Neben Herd und Kühlschrank ist die Waschmaschine das Haushaltsgerät, auf den Verbraucher sicherlich am wenigsten verzichten können. Es geht einfach nicht ohne – und damit auch nicht ohne Stromkosten. Den Stromverbrauch der Waschmaschien kan man durch Beachtung einiger Regeln senken. Strom sparen beim Waschen hilft die Stromkosten im Haushalt zu reduzieren. Hier erfahren Sie, wie Sie die Ausgaben im Rahmen halten oder sogar noch reduzieren können.

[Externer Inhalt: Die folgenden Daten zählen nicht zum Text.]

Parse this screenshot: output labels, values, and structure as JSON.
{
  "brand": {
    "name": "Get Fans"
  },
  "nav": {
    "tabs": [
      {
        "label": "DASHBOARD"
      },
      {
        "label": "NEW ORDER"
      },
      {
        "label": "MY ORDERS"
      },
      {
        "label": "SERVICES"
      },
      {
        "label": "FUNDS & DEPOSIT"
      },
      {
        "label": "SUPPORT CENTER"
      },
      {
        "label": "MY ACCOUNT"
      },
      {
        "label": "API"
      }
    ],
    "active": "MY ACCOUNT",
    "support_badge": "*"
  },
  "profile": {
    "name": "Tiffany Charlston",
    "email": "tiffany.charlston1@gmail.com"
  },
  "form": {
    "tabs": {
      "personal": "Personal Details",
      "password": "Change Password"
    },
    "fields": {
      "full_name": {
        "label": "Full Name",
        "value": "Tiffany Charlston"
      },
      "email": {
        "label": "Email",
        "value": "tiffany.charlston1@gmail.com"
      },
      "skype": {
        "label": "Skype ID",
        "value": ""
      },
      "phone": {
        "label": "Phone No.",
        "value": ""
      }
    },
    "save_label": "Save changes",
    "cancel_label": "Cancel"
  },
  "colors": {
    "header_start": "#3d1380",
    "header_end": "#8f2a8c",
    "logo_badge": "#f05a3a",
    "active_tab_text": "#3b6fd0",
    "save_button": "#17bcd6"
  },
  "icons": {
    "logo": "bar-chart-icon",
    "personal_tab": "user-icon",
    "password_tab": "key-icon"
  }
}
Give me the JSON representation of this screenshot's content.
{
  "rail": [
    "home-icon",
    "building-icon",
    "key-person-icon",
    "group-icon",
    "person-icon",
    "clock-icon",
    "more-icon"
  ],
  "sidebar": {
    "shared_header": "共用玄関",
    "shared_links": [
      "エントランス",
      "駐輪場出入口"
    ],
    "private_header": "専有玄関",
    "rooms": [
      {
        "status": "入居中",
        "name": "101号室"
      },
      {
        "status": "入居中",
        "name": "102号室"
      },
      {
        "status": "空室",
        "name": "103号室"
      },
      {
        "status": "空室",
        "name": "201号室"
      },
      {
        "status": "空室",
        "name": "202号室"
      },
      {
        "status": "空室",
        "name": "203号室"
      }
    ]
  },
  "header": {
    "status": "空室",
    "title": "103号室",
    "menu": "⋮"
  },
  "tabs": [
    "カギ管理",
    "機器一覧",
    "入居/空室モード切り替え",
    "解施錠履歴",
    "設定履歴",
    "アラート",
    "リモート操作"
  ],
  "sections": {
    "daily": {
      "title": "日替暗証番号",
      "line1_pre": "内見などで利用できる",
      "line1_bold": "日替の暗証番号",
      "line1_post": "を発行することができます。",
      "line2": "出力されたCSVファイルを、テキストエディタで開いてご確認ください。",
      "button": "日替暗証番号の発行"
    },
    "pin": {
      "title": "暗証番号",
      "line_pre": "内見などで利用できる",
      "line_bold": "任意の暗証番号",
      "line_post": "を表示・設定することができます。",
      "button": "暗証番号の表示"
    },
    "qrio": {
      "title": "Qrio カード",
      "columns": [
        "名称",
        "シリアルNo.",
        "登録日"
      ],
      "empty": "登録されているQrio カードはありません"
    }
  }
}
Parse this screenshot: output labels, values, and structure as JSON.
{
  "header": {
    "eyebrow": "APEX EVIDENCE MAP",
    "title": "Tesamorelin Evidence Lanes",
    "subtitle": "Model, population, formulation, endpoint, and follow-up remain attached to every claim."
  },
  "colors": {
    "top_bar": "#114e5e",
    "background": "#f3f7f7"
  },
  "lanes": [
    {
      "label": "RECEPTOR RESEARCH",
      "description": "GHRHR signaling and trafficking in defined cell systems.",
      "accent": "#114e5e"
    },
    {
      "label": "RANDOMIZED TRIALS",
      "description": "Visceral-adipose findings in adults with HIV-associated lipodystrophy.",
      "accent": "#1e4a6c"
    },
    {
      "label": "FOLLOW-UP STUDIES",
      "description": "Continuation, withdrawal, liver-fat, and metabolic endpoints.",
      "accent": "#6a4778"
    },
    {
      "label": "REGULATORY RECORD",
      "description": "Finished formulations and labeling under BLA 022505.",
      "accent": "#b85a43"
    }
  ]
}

Waschmaschine © hans12, fotolia.com
Strom sparen beim Waschen © hans12, fotolia.com

Waschmaschine: Beim Neukauf auf die Energieeffizienzklasse achten

Wie bei Herd und Kühlschrank entscheidet die Energieeffizienzklasse über hohen oder niedrigen Energieverbrauch. Moderne Maschinen sind in der Regel mit der Klasse A++ oder A+++ gekennzeichnet, was der Variante entspricht, die am wenigsten Strom verbraucht. Seit Dezember 2013 dürfen nur noch Waschmaschinen der drei besten Energieeffizienz-Klassen A+++, A++ und A+ in den Handel gebracht werden.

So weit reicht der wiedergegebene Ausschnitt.